Ligeti’s wonderful and wacky concerto steals the show
CBSO at Symphony Hall ★★★★
On his visit to Count Dracula, Jonathan Harker is startled by the eerie sound of howling wolves outside the castle. Transylvania’s most famous son responds with the immortal line: “Listen to them—the children of the night. What music they make!” What is disturbing and disorientating to Harker is mellifluous to the vampire. I was reminded of these differing responses when listening to a brilliant performance of the violin concerto by Transylvania’s second most famous son – the composer György Ligeti. In a welcome and entertaining short introduction to the work the bright young Australian conductor Nicholas Carter said finding parts of it funny and frightening were both apt responses. Soloist Carolin Widmann encompassed all its dazzlingly eclectic array of styles, allusions and parodies. The Praeludium has the players – few strings, lots of percussion – in a hesitating start like Edgar Varese’s leg-pull ‘Tuning Up’, before launching headlong into the Vivacissimo luminoso first movement. The great luthier Guadagnini, who made Widmann’s violin in 1782, would have been bemused at the sounds Ligeti demanded here and in the finale’s violent turbocharged pizzicati but at home with the Bach-like serene beauties of the Choral and Passacaglia, played “lento intenso” as Ligeti wanted. His sly humour emerged not only in the eccentric orchestration – two swanee whistles and four ocarinas – but in the slapstick and brass raspberry that capped Widmann’s sublime ascending Appassionato peroration. The CBSO players clearly enjoyed their excursion into Ligeti’s phantasmagoric musical realm.
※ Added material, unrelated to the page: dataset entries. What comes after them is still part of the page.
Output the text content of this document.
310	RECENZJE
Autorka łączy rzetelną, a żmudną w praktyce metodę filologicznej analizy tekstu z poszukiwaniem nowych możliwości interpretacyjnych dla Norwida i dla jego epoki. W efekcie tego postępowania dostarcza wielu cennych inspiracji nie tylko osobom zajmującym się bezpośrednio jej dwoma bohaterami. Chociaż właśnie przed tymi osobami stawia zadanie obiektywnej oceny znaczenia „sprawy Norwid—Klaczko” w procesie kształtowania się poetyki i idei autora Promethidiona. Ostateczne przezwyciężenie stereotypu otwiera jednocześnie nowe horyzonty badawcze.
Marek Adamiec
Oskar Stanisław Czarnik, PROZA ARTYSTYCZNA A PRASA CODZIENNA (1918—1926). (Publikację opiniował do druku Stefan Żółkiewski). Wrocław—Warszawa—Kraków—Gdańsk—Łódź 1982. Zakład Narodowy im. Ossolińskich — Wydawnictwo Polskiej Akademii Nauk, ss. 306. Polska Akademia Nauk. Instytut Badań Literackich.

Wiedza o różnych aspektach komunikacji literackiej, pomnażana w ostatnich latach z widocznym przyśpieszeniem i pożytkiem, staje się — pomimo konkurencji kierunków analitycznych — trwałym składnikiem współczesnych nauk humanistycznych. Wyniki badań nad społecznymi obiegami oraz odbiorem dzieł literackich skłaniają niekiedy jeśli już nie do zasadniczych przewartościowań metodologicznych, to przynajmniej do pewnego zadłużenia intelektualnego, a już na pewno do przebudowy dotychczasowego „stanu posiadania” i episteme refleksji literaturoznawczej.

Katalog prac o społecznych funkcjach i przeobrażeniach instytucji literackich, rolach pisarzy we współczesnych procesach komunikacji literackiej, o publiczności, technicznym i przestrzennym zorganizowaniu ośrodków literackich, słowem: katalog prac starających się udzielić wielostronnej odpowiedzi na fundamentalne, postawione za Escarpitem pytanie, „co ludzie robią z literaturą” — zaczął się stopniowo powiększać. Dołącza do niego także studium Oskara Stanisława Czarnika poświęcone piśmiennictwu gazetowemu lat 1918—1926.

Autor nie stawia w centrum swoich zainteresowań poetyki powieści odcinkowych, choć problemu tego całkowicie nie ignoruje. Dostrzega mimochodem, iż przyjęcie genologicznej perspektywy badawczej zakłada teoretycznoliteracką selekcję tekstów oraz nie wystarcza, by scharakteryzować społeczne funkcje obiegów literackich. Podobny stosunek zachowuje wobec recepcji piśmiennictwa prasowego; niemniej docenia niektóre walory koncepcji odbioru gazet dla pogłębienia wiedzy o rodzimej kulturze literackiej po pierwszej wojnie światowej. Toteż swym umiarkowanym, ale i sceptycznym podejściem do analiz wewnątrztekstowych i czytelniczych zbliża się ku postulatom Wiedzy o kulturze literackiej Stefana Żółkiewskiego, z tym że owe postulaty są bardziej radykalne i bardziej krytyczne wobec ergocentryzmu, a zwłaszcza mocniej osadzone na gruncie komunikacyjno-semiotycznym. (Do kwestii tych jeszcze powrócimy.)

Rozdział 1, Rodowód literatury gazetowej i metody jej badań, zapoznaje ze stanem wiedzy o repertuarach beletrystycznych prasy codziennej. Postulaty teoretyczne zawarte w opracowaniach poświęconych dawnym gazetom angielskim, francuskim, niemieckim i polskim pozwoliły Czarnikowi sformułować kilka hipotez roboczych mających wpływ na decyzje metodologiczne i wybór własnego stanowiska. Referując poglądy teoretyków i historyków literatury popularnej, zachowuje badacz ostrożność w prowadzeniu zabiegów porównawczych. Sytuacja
“Joyous and too seldom heard,” was Carter’s spot-on judgement of Haydn’s Symphony No. 96 in D major performed with engaging energy whether swaggering, lilting or dancing on its winning way. The Andante was heavenly with delightful solo cameos from the wind players and the first violin – lovely to see Zoë Beyers returning as guest leader. Carter had divided the fiddles left-and-right which increased orchestral clarity and entertainment in watching the second fiddles’ alliances, separations and rapprochements with the firsts and the violas. That formation also paid dividends in Brahms’ third symphony – the accusation that his orchestration is thick and occluded may stem from bunching the fiddles on the left.Carter’s interpretation was strongest in the symphony’s lyrical elements: the heroic part – Richter called it Brahms’s ‘Eroica’ – was a trifle stodgy. The Andante’s gentle romanticism here had a lovely autumnal glow and the symphony’s quiet ending sounded fulfilling rather than the anti-climax it can be.